Die auf diese Weise ermittelte Frist muss sich aber an höherrangigem Recht, d.h. verfassungsrechtlichen Wertentscheidungen (Art. 2 Abs. 1, Art. 6 GG) sowie den Vorgaben aus Art. 7 GRCh, Art. 8 EMRK, messen lassen und ist daher ggf. in einem zweiten Schritt zu relativieren. Dieses normative Korrektiv bietet der Ausländerbehörde und den Verwaltungsgerichten ein rechtsstaatliches Mittel, um die fortwirkenden einschneidenden Folgen des Einreise- und Aufenthaltsverbots für die persönliche Lebensführung des Betroffenen sowie ggf. seiner engeren Familienangehörigen zu begrenzen (vgl. Urteile vom 11. August 2000 - BVerwG 1 C 5.00 - BVerwGE 111, 369 <373> und vom 4. September 2007 - BVerwG 1 C 21.07 - BVerwGE 129, 243 Rnr. 19 ff.). Dabei sind insbesondere die in § 55 Abs. 3 Nr. 1 und 2 AufenthG genannten schutzwürdigen Belange des Ausländers in den Blick zu nehmen. Die Abwägung ist nach Maßgabe des Grundsatzes der Verhältnismäßigkeit auf der Grundlage der Umstände des Einzelfalles im Zeitpunkt der Behördenentscheidung vorzunehmen bzw. von den Verwaltungsgerichten zum Zeitpunkt der letzten mündlichen Verhandlung bzw. Entscheidung des Gerichts vollumfänglich zu überprüfen. Fehlt - wie hier - die behördliche Befristungsentscheidung, ist sie vom Gericht durch eine eigene Abwägung als Grundlage des Verpflichtungsausspruchs zu ersetzen (vgl. Urteil vom 10. Juli 2012 a.a.O. Rnr. 42 f.)."
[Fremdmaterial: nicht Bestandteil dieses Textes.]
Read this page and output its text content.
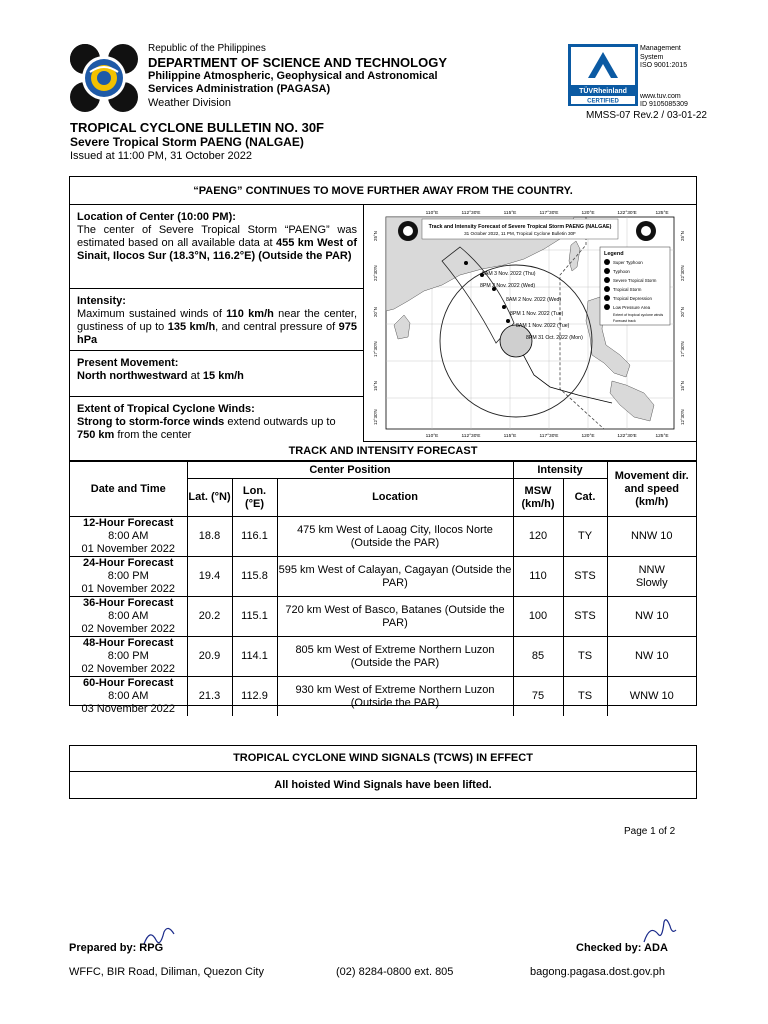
Republic of the Philippines
DEPARTMENT OF SCIENCE AND TECHNOLOGY
Philippine Atmospheric, Geophysical and Astronomical
Services Administration (PAGASA)
Weather Division
TÜVRheinland
CERTIFIED
Management
System
ISO 9001:2015
www.tuv.com
ID 9105085309
MMSS-07 Rev.2 / 03-01-22
TROPICAL CYCLONE BULLETIN NO. 30F
Severe Tropical Storm PAENG (NALGAE)
Issued at 11:00 PM, 31 October 2022
“PAENG” CONTINUES TO MOVE FURTHER AWAY FROM THE COUNTRY.
Location of Center (10:00 PM):
The center of Severe Tropical Storm “PAENG” was estimated based on all available data at 455 km West of Sinait, Ilocos Sur (18.3°N, 116.2°E) (Outside the PAR)
Intensity:
Maximum sustained winds of 110 km/h near the center, gustiness of up to 135 km/h, and central pressure of 975 hPa
Present Movement:
North northwestward at 15 km/h
Extent of Tropical Cyclone Winds:
Strong to storm-force winds extend outwards up to
750 km from the center
8AM 3 Nov. 2022 (Thu)
8PM 2 Nov. 2022 (Wed)
8AM 2 Nov. 2022 (Wed)
8PM 1 Nov. 2022 (Tue)
8AM 1 Nov. 2022 (Tue)
8PM 31 Oct. 2022 (Mon)
Track and Intensity Forecast of Severe Tropical Storm PAENG (NALGAE)
31 October 2022, 11 PM, Tropical Cyclone Bulletin 30F
Legend
Super Typhoon
Typhoon
Severe Tropical Storm
Tropical Storm
Tropical Depression
Low Pressure Area
Extent of tropical cyclone winds
Forecast track
110°E	112°30'E	115°E	117°30'E	120°E	122°30'E	125°E
110°E	112°30'E	115°E	117°30'E	120°E	122°30'E	125°E
25°N
22°30'N
20°N
17°30'N
15°N
12°30'N
25°N
22°30'N
20°N
17°30'N
15°N
12°30'N
TRACK AND INTENSITY FORECAST
Date and Time	Center Position			Intensity		Movement dir. and speed (km/h)
	Lat. (°N)	Lon. (°E)	Location	MSW (km/h)	Cat.	
12-Hour Forecast
8:00 AM
01 November 2022	18.8	116.1	475 km West of Laoag City, Ilocos Norte (Outside the PAR)	120	TY	NNW 10
24-Hour Forecast
8:00 PM
01 November 2022	19.4	115.8	595 km West of Calayan, Cagayan (Outside the PAR)	110	STS	NNW Slowly
36-Hour Forecast
8:00 AM
02 November 2022	20.2	115.1	720 km West of Basco, Batanes (Outside the PAR)	100	STS	NW 10
48-Hour Forecast
8:00 PM
02 November 2022	20.9	114.1	805 km West of Extreme Northern Luzon (Outside the PAR)	85	TS	NW 10
60-Hour Forecast
8:00 AM
03 November 2022	21.3	112.9	930 km West of Extreme Northern Luzon (Outside the PAR)	75	TS	WNW 10
TROPICAL CYCLONE WIND SIGNALS (TCWS) IN EFFECT
All hoisted Wind Signals have been lifted.
Page 1 of 2
Prepared by: RPG	Checked by: ADA
WFFC, BIR Road, Diliman, Quezon City	(02) 8284-0800 ext. 805	bagong.pagasa.dost.gov.ph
a) Danach ist zunächst die nach präventiven Gesichtspunkten maßgebende Frist zu ermitteln. Dabei bedarf es der prognostischen Einschätzung, wie lange das Verhalten des Klägers, das seiner zu spezial- und generalpräventiven Zwecken verfügten Ausweisung zugrunde liegt, das öffentliche Interesse an der Gefahrenabwehr zu tragen vermag.

Die Bemessung der Frist ist dabei allein anhand der Umstände des Einzelfalls vorzunehmen. Eine abstrakte Festlegung von Fristen, etwa durch einen eigenständig formulierten und nach den Ausweisungsgründen gestaffelten Fristenkatalog oder durch eine sinngemäß weiter fortgeführte Orientierung an den Vorgaben der Allgemeinen Verwaltungsvorschrift zum Aufenthaltsgesetz zur Befristung (vgl. VG Oldenburg, Urt. v. 4.6.2012 - 11 A 2509/12 -, [...]) ist nicht (mehr) möglich (vgl. erk. Ger., Urt. v. 14.2.2013 - 8 LC 129/12 -, zu der o.g. Entscheidung des VG Oldenburg).

Unter Berücksichtigung des konkreten Einzelfalls ist - ausgehend von einer regelmäßigen Höchstfrist von zehn Jahren - eine Frist von 6 Jahren als angemessen anzusehen.

Die in § 11 Abs. 1 Satz 4 AufenthG enthaltene Fristgrenze von fünf Jahren kommt vorliegend nicht zur Anwendung. Dabei kann offen bleiben, ob § 11 Abs. 1 Satz 4 AufenthG für die Überschreitung der 5-Jahres-Grenze abweichend vom Wortlaut eine schwerwiegende Straftat fordert (so BT-DrS 17/5470 S. 21, vgl. auch erk. Ger., Urt. v. 14.2.2013 - 8 LC 129/12 -, [...] unter Verweis auf BVerwG, Urt. v. 13.12.2012 - 1 C 20.11 -, [...] Rnr. 42); denn der Ausweisung liegt eine schwerwiegende Straftat zugrunde, was sich bereits aus Anlass (Einbindung des Klägers in einen gut organisierten Handel mit Betäubungsmitteln) und Höhe (drei Jahren und sechs Monate aufgrund einer "Verständigung im Strafprozess") der Freiheitsstrafe ergibt. Den durch einen Verstoß gegen das Betäubungsmittelgesetz verletzten Rechtsgütern anderer kommt zudem ein sehr hohes Gewicht bei.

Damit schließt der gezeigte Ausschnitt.